Fox News host tried to white supremacist group, anti-King site
http://rawstory.com/news/2005/Fox_News_host_tried_to_white_1223.htmlAs yesterday's revelation that a Fox network television affiliate promoted a white supremacist organization leads to greater scrutiny of the group, it has emerged that a Fox News host is also tied to the same organization. While perusing another site hosted by Stormfront.org, blogger IntoxiNation discovered material written by Fox News radio and television host Tony Snow. Snow, then a columnist for Detroit News, wrote a piece slamming Kwanzaa, which is currently hosted by a website dedicated to discrediting Martin Luther King, Jr. The site, MartinLutherKing.org, at times attempts to mimic one devoted to promoting King's work. However, when one clicks on the link titled, "Death of the Dream: The day King was shot" they will come across this:
Pillar of Fire: America in the King Years, 1963-65. (book reviews) Jon Meacham 01/19/98 Newsweek, Page 62 January 6, 1964, was a long day for Martin Luther King Jr. He spent the morning seated in the reserved section of the Supreme Court, listening as lawyers argued New York Times Co. v. Sullivan, a landmark case rising out of King's crusade against segregation in Alabama. The minister was something of an honored guest: Justice Arthur Goldberg quietly sent down a copy of Kings account of the Montgomery bus boycott, "Stride Toward Freedom," asking for an autograph. That night King retired to his room at the Willard Hotel. There FBI bugs reportedly picked up 14 hours of party chatter, the clinking of glasses and the sounds of illicit sex--including King's cries of "I'm f--ing for God" and "I'm not a Negro tonight!" Note: What is not mentioned in this article is that Martin Luther King was having sex with three White women, one of whom he brutally beat while screaming the above mentioned quotes. Much of the public information on King's use of church money to hire prostitutes and his beating them came from King's close personal friend, Rev. Ralph Abernathy (pictured above), in his 1989 book, "And the walls came tumbling down."

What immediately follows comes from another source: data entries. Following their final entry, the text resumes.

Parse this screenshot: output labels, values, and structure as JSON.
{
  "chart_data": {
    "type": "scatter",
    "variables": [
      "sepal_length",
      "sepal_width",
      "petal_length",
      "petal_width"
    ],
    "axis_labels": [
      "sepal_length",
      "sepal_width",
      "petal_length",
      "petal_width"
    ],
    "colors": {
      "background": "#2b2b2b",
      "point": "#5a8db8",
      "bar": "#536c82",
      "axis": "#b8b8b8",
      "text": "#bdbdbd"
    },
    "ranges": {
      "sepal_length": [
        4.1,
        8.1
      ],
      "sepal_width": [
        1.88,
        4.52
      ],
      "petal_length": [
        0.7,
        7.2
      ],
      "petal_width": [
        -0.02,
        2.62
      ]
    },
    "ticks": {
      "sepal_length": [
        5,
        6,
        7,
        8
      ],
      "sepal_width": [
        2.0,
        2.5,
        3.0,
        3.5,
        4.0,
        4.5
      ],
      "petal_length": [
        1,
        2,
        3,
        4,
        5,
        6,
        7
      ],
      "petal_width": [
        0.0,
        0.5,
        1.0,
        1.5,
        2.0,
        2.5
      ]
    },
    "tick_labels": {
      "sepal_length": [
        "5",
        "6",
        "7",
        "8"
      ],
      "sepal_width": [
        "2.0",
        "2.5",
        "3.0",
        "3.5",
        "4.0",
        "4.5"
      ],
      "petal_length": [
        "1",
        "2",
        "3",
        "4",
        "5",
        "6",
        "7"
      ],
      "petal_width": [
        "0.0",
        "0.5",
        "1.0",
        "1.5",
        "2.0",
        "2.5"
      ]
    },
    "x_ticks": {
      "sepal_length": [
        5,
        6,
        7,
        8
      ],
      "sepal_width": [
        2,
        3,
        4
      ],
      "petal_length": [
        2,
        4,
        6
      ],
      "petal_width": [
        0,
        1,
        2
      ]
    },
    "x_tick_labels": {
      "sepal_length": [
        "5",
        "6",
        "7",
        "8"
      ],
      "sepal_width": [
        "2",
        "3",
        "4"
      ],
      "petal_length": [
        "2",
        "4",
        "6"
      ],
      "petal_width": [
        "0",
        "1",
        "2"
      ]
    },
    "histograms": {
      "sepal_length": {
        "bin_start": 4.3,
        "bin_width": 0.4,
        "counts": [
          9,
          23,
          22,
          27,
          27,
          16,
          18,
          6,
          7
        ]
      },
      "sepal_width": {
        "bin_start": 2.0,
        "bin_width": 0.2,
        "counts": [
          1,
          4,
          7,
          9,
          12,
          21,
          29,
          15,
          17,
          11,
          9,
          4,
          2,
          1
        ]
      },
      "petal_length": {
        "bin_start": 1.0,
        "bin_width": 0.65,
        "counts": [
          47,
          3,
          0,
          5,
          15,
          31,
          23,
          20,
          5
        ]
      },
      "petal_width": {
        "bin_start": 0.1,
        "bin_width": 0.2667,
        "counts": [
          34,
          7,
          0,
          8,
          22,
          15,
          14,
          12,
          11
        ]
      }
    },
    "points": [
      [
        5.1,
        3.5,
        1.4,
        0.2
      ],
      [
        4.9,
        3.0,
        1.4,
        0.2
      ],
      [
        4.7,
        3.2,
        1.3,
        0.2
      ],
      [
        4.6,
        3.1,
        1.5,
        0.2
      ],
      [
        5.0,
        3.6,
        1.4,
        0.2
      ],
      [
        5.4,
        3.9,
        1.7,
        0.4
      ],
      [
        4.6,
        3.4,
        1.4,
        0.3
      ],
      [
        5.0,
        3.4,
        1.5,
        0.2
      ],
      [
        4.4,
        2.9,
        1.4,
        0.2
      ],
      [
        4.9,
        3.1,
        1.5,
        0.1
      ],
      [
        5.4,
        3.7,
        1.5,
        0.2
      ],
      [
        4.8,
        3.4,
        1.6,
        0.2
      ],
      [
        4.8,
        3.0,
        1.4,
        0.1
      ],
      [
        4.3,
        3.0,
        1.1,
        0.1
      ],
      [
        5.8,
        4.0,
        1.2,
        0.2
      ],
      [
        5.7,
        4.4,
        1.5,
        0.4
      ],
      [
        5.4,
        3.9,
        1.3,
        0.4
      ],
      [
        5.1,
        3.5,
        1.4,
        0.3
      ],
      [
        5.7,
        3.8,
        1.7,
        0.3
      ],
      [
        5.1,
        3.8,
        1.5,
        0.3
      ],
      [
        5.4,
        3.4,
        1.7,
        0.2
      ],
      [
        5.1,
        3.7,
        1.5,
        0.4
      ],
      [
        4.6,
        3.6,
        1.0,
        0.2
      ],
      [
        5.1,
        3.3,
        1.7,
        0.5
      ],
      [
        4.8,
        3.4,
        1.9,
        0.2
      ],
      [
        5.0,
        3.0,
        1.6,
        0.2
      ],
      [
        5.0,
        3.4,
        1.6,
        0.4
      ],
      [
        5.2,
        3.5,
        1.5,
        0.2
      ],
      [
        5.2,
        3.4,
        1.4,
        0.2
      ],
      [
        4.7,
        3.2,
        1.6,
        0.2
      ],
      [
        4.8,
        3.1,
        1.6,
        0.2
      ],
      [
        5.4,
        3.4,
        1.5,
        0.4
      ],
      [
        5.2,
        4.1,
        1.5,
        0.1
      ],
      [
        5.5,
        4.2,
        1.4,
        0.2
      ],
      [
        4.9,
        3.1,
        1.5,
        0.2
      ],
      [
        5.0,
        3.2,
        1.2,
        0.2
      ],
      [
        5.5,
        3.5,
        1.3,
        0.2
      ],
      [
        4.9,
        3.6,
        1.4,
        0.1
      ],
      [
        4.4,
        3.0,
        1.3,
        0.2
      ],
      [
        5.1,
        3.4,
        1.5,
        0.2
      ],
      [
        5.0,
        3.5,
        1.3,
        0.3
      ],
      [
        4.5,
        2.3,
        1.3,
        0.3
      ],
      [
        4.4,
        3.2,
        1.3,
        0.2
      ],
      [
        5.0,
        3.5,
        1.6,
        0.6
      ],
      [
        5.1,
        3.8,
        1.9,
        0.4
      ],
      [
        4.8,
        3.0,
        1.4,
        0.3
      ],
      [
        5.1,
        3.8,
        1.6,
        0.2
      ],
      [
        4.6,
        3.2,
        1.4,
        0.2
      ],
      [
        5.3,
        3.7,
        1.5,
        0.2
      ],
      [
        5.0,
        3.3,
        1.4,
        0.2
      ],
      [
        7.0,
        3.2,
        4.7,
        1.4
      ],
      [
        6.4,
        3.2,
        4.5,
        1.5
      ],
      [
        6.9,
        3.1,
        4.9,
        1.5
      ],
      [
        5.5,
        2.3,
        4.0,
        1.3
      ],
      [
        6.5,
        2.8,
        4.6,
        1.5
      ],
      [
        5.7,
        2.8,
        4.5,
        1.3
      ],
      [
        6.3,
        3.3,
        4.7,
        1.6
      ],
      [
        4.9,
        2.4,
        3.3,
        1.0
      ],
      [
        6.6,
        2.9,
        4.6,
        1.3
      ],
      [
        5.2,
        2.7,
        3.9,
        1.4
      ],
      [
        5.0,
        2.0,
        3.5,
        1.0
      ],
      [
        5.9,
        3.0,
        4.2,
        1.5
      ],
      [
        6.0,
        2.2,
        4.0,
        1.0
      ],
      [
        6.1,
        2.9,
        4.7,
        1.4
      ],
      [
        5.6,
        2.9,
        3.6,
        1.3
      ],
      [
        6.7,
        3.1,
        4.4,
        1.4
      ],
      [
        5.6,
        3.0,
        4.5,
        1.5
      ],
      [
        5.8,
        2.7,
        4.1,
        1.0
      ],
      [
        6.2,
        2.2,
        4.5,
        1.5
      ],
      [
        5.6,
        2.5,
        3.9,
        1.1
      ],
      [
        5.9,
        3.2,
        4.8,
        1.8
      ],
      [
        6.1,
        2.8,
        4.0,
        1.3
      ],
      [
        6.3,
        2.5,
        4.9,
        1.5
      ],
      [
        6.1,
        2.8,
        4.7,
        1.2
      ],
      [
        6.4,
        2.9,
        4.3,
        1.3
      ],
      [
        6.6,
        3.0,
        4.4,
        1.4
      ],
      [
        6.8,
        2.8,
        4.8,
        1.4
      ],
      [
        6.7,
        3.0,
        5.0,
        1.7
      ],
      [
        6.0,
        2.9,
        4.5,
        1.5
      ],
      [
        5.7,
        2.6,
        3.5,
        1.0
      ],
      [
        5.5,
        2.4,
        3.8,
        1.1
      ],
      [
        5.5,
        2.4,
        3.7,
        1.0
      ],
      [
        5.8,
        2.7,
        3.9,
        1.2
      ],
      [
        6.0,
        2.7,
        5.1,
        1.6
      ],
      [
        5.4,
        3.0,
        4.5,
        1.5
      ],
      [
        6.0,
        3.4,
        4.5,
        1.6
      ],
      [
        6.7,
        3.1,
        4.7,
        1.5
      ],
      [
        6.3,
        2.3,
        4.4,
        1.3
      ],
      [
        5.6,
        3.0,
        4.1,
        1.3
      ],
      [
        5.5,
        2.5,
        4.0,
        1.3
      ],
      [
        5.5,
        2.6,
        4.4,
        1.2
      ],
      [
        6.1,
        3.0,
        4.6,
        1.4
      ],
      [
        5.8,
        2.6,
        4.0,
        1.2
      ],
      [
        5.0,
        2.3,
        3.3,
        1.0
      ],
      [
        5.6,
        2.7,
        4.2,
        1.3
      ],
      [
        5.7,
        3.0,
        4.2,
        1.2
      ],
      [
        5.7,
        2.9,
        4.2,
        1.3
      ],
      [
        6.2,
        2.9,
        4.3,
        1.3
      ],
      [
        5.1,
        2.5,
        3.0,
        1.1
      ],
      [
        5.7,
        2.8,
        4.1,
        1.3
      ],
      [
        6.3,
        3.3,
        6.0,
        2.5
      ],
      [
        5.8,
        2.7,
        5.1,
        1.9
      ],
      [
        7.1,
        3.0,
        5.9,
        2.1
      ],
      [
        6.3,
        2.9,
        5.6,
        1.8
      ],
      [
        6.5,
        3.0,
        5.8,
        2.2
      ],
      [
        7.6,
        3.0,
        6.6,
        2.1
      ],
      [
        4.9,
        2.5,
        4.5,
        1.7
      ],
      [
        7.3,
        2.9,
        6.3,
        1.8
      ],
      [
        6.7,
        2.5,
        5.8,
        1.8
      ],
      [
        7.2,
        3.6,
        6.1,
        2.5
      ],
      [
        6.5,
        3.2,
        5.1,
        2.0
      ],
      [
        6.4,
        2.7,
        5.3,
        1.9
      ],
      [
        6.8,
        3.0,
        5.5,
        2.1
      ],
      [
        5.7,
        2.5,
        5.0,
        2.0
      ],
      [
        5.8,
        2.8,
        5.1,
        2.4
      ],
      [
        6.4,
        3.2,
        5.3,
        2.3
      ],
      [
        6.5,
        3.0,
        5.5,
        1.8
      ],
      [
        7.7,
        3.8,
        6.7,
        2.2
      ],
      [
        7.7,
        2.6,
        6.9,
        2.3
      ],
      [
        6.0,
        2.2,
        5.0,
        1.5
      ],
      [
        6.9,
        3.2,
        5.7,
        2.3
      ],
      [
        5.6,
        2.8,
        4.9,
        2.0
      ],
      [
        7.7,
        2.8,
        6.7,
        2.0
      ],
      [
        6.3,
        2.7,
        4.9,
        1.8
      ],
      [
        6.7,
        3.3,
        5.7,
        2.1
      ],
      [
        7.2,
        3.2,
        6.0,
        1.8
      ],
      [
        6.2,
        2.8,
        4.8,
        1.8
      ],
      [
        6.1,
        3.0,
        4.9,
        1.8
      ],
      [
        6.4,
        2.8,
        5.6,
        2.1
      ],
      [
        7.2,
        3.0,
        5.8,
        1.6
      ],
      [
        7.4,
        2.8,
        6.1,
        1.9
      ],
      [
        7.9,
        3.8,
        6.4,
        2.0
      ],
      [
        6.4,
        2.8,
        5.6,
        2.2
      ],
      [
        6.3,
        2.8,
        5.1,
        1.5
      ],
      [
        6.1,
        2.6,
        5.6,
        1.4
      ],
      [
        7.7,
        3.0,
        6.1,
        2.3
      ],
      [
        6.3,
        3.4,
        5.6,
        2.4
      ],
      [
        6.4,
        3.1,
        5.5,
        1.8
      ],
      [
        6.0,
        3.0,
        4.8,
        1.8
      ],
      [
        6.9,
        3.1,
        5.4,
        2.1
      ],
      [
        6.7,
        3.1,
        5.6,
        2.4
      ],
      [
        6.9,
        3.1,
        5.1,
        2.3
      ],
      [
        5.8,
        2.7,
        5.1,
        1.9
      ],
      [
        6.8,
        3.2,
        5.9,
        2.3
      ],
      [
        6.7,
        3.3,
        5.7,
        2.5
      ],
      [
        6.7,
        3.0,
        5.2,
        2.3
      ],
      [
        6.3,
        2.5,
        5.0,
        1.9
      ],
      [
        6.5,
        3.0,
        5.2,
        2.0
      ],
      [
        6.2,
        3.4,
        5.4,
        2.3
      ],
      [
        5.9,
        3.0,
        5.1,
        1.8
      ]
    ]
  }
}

Other portions of the site tie King's efforts to communism, and equate the civil rights movement as a whole with support for Israel, presented in an arguably anti-semitic context by author and famed Klansman David Duke. Snow's dissection of Kwanzaa takes a strange turn, focusing eventually on war crimes in an attempt to argue that African-Americans should not celebrate their cultural heritage:
Go to Kenya, where I taught briefly as a young man, and you'll see endless hostility between Kikuyu, Luo, Luhya and Masai. Even South African politics these days have more to do with tribal animosities than ideological differences. Moreover, chaos too often prevails over order. Warlords hold sway in Somalia, Eritrea, Liberia and Zaire. Genocidal maniacs have wiped out millions in Rwanda, Uganda and Ethiopia. The once-shining hopes for Kenya have vanished. Detroit native Keith Richburg writes in his extraordinary book, "Out of America: A Black Man Confronts Africa," that "this strange place defies even the staunchest of optimists; it drains you of hope ..." Richburg, who served for three years as the African bureau chief for The Washington Post, offers a challenge for the likes of Karenga: "Talk to me about Africa and my black roots and my kinship with my African brothers and I'll throw it back in your face, and then I'll rub your nose in the images of rotting flesh."